L’appel entrant provient de New York, Nicolas Jurnjack est un peu homme d’affaires : il balade ses mallettes et son mobilier, ses ciseaux et son fer à lisser aux quatre coins du monde. « Oui, allô ? ». Sa voix claque dans l’air, énergique, comme le cheveu, elle est matière vivante. Cette semaine en plus d’un show à préparer, son livre paraîtra sur le marché américain, l’occasion de cisailler l’homme de questions. « Ça fait depuis les années 95 que l’on me propose des coffee-tables pour évoquer ma carrière, dans ce livre, j’avais envie de parler d’un peu de tout.» Construit à partir d’entretiens avec Paul Pommiers, un historien d’art passionné par les questions d’esthétique contemporaine, « In the Hair » offre un regard lucide sur la trajectoire personnelle du coiffeur, une liberté de ton sur un métier parfois occulte. « Il faudrait redonner de l’espoir à la jeunesse, parce qu’elle ne sait plus ce qu’elle doit faire. La société n’arrête pas de construire des chimères, mais les gens n’y croient plus » nous répond-il alors que nous lui demandons s’il pense que les jeunes ont conscience des autres aspects du métier. « C’est un métier pauvre, coiffeur, comme le cordonnier. Je ne suis parti de rien, en trimballant cette étiquette, cette odeur que je n’ai jamais pu m’enlever. Les HLM où j’ai grandi à Marseille, c’est un univers bien éloigné de celui de la mode, mais c’est peut-être là qu’ont démarré les ambitions. Avec du recul, j’ai réalisé que le problème c’est souvent nous-mêmes, pas l’endroit où l’on est. » Nicolas avait envie de passer un message à une génération qui ne voit plus son futur. « Rien n’est facile. C’est un métier où il faut savoir séduire, composer avec les egos. »

Perruques à la Française

Et composer avec les tonalités des femmes. Des créations blondes, brunes ou rousses sur des chevelures tacites ou des mèches un peu folles. Concilier l’art et la mode au royaume de la beauté. « L’allure. Oscar Wilde aurait dit son pouvoir d’apparition ». Adriana Lima, Naomi Campbell ou Laetitia Casta ne sont que l’infime pourcentage des « femmes du monde » passées sous ses mains, qui nous font tourner la tête.

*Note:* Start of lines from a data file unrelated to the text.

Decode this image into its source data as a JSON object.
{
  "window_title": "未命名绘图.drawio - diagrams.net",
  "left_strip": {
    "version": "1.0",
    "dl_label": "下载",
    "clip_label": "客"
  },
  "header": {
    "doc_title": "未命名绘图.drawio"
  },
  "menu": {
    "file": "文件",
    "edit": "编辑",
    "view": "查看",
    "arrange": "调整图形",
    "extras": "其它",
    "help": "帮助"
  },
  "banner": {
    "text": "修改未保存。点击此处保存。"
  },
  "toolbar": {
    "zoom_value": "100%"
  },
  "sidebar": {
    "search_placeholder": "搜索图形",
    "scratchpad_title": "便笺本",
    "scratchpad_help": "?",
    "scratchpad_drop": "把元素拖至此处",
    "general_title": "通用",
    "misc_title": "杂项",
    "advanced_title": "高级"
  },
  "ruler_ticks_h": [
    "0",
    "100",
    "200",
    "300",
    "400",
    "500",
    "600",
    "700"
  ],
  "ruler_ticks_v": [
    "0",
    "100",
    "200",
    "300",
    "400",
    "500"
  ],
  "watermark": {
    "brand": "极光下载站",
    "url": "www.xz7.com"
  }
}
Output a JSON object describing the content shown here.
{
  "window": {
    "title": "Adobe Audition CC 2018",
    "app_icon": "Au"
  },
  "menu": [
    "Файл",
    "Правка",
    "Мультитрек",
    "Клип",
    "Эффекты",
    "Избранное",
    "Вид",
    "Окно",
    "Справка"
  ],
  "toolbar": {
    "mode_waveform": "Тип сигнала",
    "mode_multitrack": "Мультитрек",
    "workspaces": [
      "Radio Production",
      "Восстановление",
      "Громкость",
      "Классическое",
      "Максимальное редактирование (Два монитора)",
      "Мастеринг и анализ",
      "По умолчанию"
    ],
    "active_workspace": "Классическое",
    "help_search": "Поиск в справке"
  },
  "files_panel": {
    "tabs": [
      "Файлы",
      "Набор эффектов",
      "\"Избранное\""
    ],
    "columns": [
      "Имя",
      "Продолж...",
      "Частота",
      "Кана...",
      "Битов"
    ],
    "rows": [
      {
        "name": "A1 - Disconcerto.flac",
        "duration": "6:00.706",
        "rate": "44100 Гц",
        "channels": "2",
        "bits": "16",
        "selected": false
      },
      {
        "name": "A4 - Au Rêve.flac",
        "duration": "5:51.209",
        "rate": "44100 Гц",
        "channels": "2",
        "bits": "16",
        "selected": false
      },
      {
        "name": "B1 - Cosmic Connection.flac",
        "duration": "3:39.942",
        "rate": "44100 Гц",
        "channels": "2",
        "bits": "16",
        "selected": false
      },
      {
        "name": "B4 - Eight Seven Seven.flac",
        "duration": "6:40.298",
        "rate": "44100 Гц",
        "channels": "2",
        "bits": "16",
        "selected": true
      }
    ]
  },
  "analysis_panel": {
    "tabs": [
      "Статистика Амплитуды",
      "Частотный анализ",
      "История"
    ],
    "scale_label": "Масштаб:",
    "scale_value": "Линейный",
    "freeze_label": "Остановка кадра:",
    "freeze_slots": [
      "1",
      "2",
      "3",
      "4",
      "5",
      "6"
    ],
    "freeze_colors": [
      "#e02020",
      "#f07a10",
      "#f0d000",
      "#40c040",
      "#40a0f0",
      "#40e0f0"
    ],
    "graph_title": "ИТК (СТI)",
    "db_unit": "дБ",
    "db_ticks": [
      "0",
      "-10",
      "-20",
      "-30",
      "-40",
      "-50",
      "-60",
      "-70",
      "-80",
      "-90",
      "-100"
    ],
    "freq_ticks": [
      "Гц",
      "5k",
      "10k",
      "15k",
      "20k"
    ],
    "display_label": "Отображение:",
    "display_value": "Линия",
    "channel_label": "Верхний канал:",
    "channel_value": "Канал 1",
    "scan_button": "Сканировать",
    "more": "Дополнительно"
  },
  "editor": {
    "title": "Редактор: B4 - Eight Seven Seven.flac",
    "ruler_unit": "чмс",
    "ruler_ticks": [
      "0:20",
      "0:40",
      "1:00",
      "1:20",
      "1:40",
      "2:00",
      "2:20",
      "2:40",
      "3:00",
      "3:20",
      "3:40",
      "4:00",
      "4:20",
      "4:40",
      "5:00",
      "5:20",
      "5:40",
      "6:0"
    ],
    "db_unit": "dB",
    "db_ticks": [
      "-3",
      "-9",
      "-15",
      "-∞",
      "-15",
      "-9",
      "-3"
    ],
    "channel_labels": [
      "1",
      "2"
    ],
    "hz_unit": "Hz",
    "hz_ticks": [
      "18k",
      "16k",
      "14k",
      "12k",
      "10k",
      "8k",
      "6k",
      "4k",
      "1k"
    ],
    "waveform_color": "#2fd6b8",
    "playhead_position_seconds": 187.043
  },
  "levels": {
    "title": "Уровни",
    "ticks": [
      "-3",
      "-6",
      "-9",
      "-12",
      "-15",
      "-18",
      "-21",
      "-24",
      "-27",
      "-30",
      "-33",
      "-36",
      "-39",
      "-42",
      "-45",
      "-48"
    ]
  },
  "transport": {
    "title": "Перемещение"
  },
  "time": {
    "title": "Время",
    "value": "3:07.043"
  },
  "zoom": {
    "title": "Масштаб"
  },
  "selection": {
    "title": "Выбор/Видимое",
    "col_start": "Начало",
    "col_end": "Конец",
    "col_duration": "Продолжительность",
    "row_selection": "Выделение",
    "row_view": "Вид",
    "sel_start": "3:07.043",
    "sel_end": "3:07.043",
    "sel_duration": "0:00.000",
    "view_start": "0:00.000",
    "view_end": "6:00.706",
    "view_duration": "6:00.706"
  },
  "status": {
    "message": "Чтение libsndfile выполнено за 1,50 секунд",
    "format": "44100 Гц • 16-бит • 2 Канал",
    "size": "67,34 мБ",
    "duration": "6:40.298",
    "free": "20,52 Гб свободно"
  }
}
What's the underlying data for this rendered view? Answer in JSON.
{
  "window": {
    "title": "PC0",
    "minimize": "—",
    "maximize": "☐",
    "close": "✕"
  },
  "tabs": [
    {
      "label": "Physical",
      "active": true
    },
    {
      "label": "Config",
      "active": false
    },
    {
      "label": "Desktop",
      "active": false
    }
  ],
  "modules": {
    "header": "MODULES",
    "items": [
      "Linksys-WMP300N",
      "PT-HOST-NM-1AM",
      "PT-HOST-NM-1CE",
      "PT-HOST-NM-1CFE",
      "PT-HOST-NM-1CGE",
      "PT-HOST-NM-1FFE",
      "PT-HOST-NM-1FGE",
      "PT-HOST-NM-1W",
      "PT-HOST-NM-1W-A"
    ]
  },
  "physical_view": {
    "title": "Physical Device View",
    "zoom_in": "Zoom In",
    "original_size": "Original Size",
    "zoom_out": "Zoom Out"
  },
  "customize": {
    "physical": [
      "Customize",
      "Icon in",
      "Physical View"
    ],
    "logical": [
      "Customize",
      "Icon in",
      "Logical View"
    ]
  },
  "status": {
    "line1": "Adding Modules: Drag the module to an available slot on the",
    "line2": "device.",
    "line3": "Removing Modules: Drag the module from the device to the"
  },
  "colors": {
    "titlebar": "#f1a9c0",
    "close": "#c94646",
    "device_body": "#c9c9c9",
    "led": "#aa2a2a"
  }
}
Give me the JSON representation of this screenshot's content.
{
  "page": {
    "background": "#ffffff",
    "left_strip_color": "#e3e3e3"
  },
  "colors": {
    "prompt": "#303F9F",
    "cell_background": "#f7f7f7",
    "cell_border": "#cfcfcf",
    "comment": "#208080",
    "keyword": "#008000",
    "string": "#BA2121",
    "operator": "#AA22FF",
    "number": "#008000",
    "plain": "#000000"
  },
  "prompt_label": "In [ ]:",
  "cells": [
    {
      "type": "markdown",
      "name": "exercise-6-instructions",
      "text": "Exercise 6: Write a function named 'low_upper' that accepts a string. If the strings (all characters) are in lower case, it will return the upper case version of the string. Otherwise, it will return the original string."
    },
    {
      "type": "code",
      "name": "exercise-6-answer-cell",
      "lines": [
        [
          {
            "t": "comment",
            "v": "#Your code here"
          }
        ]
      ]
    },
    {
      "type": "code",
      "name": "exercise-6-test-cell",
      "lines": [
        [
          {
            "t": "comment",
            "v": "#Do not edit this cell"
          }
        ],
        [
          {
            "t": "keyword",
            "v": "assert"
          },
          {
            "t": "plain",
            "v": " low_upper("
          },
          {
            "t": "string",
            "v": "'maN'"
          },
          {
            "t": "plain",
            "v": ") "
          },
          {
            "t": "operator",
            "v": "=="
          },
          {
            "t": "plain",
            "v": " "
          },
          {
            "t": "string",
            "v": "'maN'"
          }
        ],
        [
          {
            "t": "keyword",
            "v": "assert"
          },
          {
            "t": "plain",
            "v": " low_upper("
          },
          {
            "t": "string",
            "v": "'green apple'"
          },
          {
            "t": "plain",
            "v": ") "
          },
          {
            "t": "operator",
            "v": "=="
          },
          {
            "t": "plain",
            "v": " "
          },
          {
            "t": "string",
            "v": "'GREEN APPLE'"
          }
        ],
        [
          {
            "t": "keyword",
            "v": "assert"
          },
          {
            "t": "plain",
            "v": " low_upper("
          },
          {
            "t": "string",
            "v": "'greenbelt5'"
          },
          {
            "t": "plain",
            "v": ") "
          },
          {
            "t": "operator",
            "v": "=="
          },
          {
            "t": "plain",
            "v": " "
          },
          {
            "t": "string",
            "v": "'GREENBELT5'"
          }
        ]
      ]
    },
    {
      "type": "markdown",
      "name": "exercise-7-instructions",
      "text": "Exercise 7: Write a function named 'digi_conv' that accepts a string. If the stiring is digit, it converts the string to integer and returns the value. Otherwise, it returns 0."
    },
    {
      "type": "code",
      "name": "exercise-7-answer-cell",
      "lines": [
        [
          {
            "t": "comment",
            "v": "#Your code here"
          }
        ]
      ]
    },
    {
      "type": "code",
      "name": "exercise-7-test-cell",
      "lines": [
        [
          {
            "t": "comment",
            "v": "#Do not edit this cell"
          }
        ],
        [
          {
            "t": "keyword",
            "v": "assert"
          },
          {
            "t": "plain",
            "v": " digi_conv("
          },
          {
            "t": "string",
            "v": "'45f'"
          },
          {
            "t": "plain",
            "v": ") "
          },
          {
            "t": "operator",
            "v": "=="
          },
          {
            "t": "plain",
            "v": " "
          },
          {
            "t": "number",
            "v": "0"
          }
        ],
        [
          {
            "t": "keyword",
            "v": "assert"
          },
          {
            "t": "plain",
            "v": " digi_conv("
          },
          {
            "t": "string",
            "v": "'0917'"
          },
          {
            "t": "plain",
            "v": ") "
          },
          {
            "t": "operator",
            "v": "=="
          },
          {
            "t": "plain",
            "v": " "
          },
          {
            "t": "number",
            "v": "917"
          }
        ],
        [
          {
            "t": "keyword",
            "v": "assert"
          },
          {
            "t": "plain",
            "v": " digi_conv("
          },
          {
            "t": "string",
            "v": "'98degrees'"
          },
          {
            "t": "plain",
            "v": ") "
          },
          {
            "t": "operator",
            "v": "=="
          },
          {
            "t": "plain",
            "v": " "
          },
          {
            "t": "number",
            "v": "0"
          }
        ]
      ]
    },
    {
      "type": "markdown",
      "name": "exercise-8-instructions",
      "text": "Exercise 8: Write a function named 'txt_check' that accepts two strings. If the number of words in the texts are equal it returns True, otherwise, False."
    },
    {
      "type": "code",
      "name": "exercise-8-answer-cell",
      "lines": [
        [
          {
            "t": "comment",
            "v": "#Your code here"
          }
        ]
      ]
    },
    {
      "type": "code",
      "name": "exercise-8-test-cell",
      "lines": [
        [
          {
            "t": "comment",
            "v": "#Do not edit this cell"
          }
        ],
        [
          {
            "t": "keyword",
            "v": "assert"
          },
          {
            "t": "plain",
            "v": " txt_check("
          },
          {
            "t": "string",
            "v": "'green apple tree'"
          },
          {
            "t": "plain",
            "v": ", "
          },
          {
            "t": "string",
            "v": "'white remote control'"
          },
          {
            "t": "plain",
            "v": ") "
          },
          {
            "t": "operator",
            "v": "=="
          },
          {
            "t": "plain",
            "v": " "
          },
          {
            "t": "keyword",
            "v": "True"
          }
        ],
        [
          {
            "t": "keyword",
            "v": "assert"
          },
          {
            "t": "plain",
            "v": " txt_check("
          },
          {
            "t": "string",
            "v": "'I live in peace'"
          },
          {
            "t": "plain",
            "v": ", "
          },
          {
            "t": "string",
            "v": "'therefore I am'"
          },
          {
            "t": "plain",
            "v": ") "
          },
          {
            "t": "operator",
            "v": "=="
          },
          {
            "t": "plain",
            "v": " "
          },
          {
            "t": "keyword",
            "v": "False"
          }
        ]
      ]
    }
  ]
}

Alors qu’il a beaucoup voyagé et vécu dans de nombreux pays, Nicolas fait souvent référence au savoir-faire français et « à la Française ». Nous lui demandons si finalement, il est possible de s’en détacher ? « La mode s’est américanisée. Tout le monde fait pareil, l’originalité se perd. Je pense qu’il ne faut absolument pas oublier l’esthétisme français, malheureusement de plus en plus disparate dans les écoles. » Mais c’est quoi le charme français ? « La Brésilienne, par exemple, va être sexy en jouant sur ses formes et ses fesses. L’Anglaise ce sera avec une mini-jupe et beaucoup de maquillage, mais elle fait très « cheap ». L’Italienne, elle, est trop séduisante mais en revanche, la Française, aura a le bon ton, la bonne mesure. » Assurément, l’homme porte le flambeau dans les studios, propageant le chic français sur les crinières flamboyantes, et partout là où l’industrie de la mode s’enflamme encore à la vue de ses créations.

Désormais, si les coiffeurs entendent tout, ils font aussi parler d’eux. « Mon livre risque de faire du bruit dans le milieu, généralement un coiffeur bâtit une image mais il ferme sa bouche. »  En attendant, lave fluide échappée d’un magma d’idées, sa carrière s’épanouit sous l’effet d’une substance créative. Nicolas Jurnjack a de nombreux projets. Il fera partie du prochain film dédié à la carrière du défunt Alexander McQueen, l’enfant terrible de la mode, avec qui il avait collaboré. Quant au futur ? Sur son vélo, arpentant les rues de Manhattan, il s’éprend parfois à rêver d’une place de directeur esthétique et imagine sa propre gamme de produits cosmétiques bio : même avec le trafic new yorkais, on n’arrête pas une roue qui tourne.